Arriving a little after 5:30 a.m., about 200 yards behind another car, at Glendale ponds this morning, I was happy to see Gordon Karre getting his scope out as I pulled up in a piece of shade beside him.  

This was my second solo adventure in a while so it was fortunate to be able to leave my spotting scope in the car instead of hauling it around with me while I regain my former strength.

As we walked together toward Basin or Pond #1, a Bald Eagle flew over with a Peregrine Falcon in pursuit, apparently wanting it out of its territory.  But the Eagle paid little heed and perched on a near-by utility pole, not far from the Great Blue.

It had been several months since I had visited these ponds, so I was eager to see which waterfowl might be arriving for the winter but, more importantly, both Gordon and I were in search of some nice rarities spotted two days ago by Tommy DeBardeleben. With the sun at our backs, we went directly to Pond 1 in search of the Snowy Plover. We searched with binoculars; Gordon searched with his scope.  We walked west on the road between Ponds 1 & 6 so that when we arrived at the west end of Pond 1, we could also peer into Pond 5.  

Ah! With his scope, Gordon came up with the Baird's Sandpiper which I was then able to find with my bins since it was in the northeast quadrant of the basin closest to us.  
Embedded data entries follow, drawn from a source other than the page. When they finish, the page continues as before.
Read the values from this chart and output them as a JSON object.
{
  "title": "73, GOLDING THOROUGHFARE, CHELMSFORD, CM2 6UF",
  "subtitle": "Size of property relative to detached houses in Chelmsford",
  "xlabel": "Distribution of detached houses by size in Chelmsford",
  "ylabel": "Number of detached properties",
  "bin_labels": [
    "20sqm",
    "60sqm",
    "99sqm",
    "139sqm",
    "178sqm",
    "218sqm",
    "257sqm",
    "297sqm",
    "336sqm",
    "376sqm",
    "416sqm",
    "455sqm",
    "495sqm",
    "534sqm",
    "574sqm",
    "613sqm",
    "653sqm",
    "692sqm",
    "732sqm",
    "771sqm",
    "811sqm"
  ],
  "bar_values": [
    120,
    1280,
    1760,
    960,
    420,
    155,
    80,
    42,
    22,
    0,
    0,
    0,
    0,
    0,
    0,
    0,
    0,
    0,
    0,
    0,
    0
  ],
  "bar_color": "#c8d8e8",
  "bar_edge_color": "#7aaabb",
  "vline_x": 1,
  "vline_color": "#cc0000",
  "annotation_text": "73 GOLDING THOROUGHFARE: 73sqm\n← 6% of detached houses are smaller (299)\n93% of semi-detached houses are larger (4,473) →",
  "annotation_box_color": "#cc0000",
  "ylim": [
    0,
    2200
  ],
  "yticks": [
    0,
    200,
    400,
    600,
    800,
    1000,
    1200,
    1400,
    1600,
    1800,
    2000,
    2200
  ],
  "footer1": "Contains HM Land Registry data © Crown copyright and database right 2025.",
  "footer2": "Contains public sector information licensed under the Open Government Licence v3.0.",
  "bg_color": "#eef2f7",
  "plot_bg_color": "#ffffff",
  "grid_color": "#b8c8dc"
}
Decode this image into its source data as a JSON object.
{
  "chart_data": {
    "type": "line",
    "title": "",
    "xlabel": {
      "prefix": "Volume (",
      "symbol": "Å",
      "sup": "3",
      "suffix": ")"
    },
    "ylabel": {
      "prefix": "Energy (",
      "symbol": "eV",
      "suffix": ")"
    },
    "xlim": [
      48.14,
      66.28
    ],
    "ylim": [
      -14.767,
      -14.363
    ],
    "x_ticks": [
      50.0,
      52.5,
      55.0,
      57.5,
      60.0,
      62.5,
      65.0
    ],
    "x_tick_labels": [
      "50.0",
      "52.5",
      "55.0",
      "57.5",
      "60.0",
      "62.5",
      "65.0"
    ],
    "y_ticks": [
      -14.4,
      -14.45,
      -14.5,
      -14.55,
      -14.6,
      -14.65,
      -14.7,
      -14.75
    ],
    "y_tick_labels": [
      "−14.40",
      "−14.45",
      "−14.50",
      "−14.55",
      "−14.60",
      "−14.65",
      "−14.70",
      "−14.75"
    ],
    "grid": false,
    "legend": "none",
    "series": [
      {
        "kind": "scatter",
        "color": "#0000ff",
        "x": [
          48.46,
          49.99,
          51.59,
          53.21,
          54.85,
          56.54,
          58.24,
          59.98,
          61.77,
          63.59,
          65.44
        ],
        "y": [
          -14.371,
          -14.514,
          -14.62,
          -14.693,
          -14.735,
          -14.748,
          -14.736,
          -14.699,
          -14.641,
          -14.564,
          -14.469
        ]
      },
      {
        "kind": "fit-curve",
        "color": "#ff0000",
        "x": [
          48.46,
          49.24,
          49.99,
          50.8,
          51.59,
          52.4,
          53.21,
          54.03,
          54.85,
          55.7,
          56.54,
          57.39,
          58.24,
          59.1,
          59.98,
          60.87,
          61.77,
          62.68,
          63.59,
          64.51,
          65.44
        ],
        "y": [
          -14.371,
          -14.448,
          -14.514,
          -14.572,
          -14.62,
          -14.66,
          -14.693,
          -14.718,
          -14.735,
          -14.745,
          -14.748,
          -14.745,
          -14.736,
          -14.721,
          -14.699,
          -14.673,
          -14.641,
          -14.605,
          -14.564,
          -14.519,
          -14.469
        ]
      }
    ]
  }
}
We turned then and continued searching Pond 1 for the Snowy Plover, walking to the north side to avoid looking directly into the rising sun.  The Plover eluded us, if it was there, but we did find a Semi-palmated Sandpiper that stopped by during its migration.

Semi-palmated Sandpiper

Another migrating shorebird, the Semi-palmated Plover, was a good find. Too distant for photos but easily identified in the spotting scope, there were two in Pond 1 and two in Pond 5, as I recall.

There were many more Western Sandpipers present than I usually see there, but they gave good comparison to the Least Sandpipers and to the Semi-palmated Sandpiper that was foraging in general proximity to one.

American Avocets were losing their breeding plumage and accompanied by young.

American Avocet

On empty Basin #4, Great and Snowy Egrets appeared to have arranged a meet-up.
{Photo-bombed by a Great Blue Heron}

A flock of nine White-faced Ibis had flown over and eventually settled on Pond 5.  The young have a dark, rather than red eye (below) and do not yet have the white "face".

By 8:15, we were both dripping wet from the sun's heat and the humidity so we began our return to the car.  We came upon Steve Hosmer who had searched yesterday for the Snowy Plover - without luck - but returned today.  We told him where we found the Semi-palmated Sandpiper and he was still walking to that spot when we departed around 8:30.

A very nice day in the field.  Thanks, Gordon; it was great birding with you.